Getting Started - Method/Algorithm Selection

by Patricia Hoffman, PhD

Determining a good description of a mathematical problem goes a long way toward finding the solution. In other words, finding the right question to ask is a very important first step in mathematics. However, machine learning problems are data driven. The data reveals the question that should be asked. So, knowing the data well is the first step in solving a machine learning problem.

Simple first steps in looking at the data include finding missing values. What is the significance of that missing value? Are there inconsistencies in the data? What is the validity of the data? Is it timely and at the right resolution? Is it sequential, graphical, spatial, or a time series? If the data is in the form of a matrix, how sparse is that matrix? There is currently a great amount of effort being put into scaling machine learning techniques to handle the explosion in quantities of data. An important question is the size of the data? Answers to these questions will have major impacts on the selection of available methods.

There are two main groups of machine learning techniques: unsupervised learning and supervised learning. Is the quantity of known target values large enough to support the use of a supervised method? An example of a supervised learning algorithm is linear regression while k-means clustering is an unsupervised method.
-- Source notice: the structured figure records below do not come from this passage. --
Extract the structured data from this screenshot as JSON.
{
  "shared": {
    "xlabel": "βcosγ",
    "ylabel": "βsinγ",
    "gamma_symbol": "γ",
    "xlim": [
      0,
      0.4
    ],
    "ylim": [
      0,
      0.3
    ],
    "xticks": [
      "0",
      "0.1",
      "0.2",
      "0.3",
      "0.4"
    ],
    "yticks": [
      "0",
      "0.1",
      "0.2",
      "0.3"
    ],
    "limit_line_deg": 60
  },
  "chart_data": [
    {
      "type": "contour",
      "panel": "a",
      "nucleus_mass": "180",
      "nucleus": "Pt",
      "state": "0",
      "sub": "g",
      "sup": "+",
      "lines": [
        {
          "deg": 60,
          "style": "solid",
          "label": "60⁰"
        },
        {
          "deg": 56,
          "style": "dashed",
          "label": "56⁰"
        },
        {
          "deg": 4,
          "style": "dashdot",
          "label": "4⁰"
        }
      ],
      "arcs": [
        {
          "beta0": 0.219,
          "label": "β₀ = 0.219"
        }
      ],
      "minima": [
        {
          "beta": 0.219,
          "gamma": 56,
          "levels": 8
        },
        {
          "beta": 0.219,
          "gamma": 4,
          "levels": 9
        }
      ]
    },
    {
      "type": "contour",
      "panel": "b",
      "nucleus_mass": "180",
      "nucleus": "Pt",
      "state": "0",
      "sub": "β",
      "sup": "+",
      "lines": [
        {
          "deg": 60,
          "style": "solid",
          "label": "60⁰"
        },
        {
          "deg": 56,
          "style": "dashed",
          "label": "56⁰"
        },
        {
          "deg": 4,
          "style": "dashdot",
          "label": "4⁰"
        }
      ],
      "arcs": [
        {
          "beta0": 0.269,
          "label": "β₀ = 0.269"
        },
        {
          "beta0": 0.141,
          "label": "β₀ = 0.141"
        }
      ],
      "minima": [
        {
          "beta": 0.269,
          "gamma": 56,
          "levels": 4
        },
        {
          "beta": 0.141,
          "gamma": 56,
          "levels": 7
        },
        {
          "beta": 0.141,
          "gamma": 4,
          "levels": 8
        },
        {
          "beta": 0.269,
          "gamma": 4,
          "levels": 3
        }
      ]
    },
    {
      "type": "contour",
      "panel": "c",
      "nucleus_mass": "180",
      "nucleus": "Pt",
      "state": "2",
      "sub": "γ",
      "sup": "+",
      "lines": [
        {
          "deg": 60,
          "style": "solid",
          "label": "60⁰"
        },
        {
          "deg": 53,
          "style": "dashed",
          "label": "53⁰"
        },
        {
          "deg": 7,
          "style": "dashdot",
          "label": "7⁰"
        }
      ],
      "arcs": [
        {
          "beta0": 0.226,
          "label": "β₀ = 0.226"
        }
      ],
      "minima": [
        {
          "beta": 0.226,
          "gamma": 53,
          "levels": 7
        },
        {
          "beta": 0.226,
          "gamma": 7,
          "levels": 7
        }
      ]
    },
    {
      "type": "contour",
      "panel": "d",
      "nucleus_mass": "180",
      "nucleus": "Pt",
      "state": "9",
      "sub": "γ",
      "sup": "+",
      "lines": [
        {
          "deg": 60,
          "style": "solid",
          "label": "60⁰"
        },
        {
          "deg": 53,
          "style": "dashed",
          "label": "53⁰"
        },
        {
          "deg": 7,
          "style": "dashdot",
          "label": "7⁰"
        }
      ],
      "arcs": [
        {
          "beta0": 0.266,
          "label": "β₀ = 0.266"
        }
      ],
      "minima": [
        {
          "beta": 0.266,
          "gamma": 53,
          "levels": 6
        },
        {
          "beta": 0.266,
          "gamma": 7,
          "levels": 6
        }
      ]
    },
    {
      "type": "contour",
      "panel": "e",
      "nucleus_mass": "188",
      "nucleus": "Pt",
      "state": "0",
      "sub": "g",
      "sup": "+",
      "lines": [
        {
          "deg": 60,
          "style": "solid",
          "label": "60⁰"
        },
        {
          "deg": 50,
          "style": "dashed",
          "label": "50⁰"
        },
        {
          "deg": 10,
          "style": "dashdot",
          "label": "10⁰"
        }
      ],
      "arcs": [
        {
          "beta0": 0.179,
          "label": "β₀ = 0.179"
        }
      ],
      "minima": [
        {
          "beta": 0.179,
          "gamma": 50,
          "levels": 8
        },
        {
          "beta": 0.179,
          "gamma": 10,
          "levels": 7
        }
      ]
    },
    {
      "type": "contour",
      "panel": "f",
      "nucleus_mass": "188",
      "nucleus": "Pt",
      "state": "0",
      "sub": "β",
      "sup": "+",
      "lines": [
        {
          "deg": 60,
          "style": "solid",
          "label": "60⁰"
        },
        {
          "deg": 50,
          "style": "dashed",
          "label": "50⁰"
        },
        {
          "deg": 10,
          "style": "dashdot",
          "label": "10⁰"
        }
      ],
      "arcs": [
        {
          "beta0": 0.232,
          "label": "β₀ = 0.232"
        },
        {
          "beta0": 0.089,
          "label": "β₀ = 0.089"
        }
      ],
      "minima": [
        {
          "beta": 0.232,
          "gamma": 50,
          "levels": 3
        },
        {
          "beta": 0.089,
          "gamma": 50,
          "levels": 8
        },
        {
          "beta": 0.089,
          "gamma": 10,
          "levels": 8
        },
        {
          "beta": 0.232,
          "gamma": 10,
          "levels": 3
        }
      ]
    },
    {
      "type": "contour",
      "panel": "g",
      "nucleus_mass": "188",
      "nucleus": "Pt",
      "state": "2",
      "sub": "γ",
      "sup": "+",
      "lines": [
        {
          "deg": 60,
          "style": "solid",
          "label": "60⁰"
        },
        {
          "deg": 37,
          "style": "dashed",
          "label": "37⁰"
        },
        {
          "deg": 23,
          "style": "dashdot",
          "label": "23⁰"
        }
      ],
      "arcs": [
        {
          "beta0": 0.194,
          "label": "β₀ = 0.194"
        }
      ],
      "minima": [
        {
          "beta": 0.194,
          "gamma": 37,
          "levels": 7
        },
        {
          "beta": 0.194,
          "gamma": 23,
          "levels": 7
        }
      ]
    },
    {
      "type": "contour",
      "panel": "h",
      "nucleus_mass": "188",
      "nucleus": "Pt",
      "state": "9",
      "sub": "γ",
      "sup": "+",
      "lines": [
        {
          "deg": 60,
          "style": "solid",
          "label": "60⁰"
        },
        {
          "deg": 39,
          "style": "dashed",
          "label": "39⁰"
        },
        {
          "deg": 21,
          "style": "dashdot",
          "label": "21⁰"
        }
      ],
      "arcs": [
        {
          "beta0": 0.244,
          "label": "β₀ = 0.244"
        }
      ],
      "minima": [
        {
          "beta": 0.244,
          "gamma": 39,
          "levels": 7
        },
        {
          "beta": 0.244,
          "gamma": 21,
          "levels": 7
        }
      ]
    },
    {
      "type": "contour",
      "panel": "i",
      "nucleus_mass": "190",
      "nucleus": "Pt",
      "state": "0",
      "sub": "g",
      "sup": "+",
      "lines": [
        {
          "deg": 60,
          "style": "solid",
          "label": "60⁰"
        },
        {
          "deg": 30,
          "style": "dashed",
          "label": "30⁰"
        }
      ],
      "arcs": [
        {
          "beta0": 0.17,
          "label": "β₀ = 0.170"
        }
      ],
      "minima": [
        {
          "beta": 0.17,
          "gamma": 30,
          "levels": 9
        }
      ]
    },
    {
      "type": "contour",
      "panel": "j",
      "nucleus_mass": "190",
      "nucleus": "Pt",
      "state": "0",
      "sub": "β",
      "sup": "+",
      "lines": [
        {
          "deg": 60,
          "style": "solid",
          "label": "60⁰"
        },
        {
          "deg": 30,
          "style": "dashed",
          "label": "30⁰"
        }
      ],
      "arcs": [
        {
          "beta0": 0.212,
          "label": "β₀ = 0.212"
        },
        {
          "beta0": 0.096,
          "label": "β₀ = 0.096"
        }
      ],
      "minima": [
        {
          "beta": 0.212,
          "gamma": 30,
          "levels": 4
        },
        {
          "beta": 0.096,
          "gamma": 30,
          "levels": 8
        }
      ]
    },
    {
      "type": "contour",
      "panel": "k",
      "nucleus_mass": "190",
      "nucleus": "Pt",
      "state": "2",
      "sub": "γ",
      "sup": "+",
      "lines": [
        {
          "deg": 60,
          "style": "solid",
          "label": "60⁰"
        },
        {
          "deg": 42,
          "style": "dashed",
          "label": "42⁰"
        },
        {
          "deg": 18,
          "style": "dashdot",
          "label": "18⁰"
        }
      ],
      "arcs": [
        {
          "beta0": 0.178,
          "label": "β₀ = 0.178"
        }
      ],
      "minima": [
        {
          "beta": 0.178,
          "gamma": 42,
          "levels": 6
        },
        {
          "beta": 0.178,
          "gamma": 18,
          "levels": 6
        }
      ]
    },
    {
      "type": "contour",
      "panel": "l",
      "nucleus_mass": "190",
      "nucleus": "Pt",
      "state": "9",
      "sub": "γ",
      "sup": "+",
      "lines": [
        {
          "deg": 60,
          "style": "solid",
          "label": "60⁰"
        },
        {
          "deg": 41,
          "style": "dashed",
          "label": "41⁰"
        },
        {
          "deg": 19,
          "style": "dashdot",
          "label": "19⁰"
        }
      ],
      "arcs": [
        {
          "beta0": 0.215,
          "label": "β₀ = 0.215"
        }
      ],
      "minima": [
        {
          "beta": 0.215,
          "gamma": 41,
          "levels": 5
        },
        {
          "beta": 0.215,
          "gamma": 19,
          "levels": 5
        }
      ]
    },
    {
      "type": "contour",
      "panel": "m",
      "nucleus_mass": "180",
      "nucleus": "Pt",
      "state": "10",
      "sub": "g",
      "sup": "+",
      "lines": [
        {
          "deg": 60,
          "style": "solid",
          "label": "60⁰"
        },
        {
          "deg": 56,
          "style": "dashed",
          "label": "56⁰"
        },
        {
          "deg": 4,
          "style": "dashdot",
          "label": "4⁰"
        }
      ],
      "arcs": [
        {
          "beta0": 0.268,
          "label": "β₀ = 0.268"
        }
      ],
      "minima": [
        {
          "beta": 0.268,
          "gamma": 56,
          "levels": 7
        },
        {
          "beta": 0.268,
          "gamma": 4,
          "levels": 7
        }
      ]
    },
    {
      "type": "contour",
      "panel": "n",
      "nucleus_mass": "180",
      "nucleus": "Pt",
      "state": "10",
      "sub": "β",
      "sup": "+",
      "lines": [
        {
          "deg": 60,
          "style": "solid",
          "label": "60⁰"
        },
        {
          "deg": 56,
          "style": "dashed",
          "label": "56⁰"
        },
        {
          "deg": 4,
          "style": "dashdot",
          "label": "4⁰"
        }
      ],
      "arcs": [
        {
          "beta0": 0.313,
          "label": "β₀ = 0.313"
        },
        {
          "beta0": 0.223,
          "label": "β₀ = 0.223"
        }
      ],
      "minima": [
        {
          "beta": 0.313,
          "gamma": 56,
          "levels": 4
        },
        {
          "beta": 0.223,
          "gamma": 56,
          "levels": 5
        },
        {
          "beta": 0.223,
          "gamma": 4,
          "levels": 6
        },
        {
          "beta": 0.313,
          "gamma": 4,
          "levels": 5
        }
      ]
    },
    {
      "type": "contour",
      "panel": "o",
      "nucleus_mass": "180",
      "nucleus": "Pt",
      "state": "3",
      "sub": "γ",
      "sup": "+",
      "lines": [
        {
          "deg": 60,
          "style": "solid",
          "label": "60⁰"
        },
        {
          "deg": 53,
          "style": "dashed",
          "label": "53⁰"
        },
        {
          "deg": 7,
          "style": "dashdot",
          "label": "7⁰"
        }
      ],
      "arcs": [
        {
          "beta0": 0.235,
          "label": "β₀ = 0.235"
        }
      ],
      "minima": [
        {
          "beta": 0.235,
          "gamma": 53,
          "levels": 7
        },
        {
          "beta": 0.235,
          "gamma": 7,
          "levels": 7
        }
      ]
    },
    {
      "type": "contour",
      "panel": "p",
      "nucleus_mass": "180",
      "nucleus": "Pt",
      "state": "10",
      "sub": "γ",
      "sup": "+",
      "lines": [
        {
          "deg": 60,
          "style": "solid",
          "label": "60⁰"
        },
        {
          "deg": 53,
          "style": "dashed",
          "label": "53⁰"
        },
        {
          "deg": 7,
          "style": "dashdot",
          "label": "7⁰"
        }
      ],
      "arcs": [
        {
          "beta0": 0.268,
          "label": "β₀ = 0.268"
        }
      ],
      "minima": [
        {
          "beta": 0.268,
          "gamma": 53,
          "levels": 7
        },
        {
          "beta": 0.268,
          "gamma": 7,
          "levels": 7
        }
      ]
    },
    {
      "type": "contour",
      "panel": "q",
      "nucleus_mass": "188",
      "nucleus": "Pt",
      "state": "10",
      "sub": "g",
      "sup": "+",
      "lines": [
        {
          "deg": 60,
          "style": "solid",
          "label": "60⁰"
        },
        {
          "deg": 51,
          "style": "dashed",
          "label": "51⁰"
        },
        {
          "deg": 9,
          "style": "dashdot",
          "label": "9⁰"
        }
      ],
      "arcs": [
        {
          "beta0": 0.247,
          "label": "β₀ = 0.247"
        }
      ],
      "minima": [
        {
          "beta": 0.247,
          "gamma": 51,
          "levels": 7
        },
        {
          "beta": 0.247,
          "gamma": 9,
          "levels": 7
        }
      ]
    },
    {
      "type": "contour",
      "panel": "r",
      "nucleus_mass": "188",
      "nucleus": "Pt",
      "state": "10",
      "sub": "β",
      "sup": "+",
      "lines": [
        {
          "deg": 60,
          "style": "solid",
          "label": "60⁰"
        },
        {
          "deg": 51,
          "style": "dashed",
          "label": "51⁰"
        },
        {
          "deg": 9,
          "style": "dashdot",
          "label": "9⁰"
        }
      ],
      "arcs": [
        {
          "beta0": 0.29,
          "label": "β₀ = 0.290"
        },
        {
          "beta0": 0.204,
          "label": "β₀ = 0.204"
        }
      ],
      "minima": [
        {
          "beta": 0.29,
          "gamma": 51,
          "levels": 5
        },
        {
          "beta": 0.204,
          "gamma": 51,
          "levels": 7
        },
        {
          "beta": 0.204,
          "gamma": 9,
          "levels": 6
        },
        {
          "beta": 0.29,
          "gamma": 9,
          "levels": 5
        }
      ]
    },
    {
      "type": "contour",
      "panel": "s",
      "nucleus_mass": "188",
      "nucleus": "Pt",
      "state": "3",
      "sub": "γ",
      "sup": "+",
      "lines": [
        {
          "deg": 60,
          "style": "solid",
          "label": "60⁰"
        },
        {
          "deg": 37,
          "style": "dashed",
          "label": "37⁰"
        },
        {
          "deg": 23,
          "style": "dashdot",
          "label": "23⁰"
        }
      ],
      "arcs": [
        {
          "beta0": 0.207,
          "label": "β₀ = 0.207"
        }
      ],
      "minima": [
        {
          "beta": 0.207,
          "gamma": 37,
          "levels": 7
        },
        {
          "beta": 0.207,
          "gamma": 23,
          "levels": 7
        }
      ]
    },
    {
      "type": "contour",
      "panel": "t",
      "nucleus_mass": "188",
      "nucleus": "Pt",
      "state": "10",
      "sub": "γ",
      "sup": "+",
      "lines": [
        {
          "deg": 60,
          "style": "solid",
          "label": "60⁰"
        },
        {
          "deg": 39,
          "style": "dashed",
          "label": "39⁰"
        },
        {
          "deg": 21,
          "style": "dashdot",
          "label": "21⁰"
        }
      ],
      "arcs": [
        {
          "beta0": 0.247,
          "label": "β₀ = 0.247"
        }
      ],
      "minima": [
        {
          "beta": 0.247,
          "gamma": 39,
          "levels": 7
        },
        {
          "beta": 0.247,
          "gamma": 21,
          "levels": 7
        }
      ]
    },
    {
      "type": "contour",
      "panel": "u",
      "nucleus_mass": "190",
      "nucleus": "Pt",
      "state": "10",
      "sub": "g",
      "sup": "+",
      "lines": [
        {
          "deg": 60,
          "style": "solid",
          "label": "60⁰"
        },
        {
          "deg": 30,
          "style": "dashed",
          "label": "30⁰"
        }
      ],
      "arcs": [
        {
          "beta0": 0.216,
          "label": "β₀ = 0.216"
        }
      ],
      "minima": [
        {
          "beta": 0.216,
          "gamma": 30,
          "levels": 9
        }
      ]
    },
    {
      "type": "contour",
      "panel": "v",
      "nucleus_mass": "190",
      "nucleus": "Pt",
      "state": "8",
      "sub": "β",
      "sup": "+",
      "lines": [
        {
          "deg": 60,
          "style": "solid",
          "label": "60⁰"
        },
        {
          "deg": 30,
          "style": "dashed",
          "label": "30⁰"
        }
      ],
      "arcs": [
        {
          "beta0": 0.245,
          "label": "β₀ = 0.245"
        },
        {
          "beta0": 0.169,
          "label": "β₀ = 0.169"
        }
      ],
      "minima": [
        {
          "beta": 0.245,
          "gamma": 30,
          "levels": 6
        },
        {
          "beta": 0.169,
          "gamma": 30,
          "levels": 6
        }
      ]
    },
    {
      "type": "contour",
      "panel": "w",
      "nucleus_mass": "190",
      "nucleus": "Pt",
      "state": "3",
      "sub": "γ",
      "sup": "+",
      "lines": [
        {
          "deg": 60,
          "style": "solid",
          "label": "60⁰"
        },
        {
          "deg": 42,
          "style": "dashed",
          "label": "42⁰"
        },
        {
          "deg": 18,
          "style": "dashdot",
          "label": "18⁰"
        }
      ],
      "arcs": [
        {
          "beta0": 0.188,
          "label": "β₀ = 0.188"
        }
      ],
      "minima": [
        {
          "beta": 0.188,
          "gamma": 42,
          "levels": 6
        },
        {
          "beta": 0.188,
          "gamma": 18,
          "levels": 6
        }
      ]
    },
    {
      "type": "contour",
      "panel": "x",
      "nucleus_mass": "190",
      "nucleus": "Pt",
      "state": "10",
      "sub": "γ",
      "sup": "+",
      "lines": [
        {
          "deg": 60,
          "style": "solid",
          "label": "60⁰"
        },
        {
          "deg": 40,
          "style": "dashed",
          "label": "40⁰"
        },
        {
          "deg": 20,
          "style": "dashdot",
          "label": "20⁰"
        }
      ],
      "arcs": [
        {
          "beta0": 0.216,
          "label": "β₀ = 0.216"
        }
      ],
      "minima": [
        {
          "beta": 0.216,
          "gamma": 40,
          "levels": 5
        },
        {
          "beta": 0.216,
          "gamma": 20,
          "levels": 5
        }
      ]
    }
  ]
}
An important aspect of the data is the number of factors and their degree of correlation. Various types of regression have been developed to address situations in which the number of factors is very large: ridge regression, lasso, and least angle regression. Various kernel methods also excel in including huge numbers of factors simultaneously. A support vector machine (SVM) is a good example of a kernel method. These methods are in direct contrast to random forest, the ensemble technique that randomly selects which factors to include as the algorithm progresses.

Some machine learning techniques are used to describe the data that you already have, while other techniques are used to predict answers for data that is not currently under consideration. Data can be described using the mixtures of Gaussian method, which is in contrast to a SVM. SVM predicts the category for a new data point, but does not describe the data set.

Another aspect of the data which drives algorithm selection is whether the data is numeric or categorical. SVM works well with numeric data, whereas tree algorithms are a more natural choice for data with categorical features.

Is the outlier data point the interesting anomaly that you are looking for (as in fraud detection), or is it an insignificant bit of noise to be ignored? An outlier will definitely skew an ordinary least square linear regression, but will not have much effect on the k-nearest neighbor algorithm.

Many research papers have been written comparing machine learning algorithms. No one algorithm has been found to be the best for all data sets, but each algorithm can be used to discover different aspects of the data. Cross validation is one of the main techniques used to score the results of an algorithm. Techniques for comparing bias, variance, and complexity should be considered in model selection. Ensemble learning improves accuracy. Ensemble methods combine the strengths of collections of simpler base models. The type of ensemble method used also depends on what you want to find in the data.